Our experience Adventure Riding in Wyoming and Colorado in 2011 …
Leaving Idaho we joined the Continental Divide trail in Wyoming and made our way out into the remote desert/prairies that were full of antelope, superbly camouflaged and waiting to jump out in front of you.
The tracks were amazing, as was the scenery and when my bike started to cough and splutter (I thought it was the altitude initially) and we could see the far off shadow of rain approaching, I was more than happy to set up camp out in the middle of nowhere and enjoy the views, rather than push on to a town.
Not that we had much choice… what started as a splutter quickly progressed to a cold and straight to pneumonia. Confident it was something playing havoc in my carby I set to work and by dark had found a whole heap of gunk in my main jet and float. No idea where it had come from as I have two inline filters and have pretty much always had the same fuel as Jock but that how it goes.
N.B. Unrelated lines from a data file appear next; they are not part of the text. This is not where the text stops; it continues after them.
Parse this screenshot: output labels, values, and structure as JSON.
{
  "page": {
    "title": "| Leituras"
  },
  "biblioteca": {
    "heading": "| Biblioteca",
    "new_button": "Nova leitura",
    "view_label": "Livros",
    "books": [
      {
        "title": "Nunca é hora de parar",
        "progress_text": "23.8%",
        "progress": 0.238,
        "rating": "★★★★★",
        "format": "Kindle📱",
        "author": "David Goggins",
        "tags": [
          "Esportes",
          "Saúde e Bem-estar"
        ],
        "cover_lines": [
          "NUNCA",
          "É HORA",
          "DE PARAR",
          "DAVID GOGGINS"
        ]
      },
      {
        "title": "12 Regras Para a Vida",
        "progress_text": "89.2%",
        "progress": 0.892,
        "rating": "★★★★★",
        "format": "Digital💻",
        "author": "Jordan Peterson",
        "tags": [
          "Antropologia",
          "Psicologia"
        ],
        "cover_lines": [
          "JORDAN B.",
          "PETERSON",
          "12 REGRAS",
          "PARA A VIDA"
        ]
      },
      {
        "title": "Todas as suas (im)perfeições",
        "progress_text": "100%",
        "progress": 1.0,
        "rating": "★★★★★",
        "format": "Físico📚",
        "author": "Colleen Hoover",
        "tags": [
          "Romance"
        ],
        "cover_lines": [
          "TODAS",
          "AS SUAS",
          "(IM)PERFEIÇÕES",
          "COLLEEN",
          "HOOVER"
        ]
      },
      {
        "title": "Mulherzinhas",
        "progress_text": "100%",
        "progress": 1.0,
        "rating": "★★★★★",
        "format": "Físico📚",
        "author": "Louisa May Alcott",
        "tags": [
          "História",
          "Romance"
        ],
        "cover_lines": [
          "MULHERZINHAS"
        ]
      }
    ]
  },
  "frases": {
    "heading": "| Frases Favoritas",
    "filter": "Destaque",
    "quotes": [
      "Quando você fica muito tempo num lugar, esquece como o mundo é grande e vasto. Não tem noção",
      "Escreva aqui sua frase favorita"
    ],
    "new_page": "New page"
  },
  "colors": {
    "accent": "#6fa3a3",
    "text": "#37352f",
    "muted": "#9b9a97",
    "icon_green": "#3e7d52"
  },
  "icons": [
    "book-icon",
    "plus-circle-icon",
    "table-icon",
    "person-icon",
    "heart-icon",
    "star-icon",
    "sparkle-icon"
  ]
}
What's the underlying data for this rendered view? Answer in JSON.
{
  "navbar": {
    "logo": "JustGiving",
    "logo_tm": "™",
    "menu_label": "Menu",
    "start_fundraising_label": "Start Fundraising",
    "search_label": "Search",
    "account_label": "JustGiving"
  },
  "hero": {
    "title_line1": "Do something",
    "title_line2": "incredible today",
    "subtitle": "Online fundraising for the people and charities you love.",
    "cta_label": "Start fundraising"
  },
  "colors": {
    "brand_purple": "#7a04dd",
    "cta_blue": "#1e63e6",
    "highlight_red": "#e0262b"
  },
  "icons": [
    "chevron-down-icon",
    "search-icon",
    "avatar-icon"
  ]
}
Rising early to put the bike back together, we ad a big day ahead of us pushing on south through the desert and quirky little mining towns before abruptly hitting the forest again. Not far back into the wooded mountains of northern Colorado we came across a massive washout on the first bitumen road we’d seen in a fair while. The road crew were working on it but there was no way we were getting through today. Not deterred, it was still early in the day and we started looking on our GPS for some tracks that would get us around the closure and back on our way. After both of us searching pretty hard we found a route that followed a stock track and hunting trails.
Excited about getting even further into the bush we rode on and on as the tracks became narrower and narrower. they really were stock tracks. I think the area is used for droving cattle and sheep over the summer months and the tracks were used primarily by horses ad ATVs. Not perturbed we kept pushing on, enjoying the more technical riding but conscious that we weren’t really set up for the mud, logs and rocks that would have been great fun on an unloaded bike. All was going well until a log that had been cut across the track bit my right hand pannier and spun me around, skillfully removing both panniers and myself from the bike.
Making use of some of the hammers that were laying around I easily worked the panniers back into shape and reinstalled them and myself on the bike. We weren’t to get far though because Jock had already stopped up ahead for the biggest mud patch of the day. It took two of us to get each bike through and we were really glad that we found the proper road again soon after that. Rolling into Steamboat Springs we would’ve been some sight amongst all the holiday makers.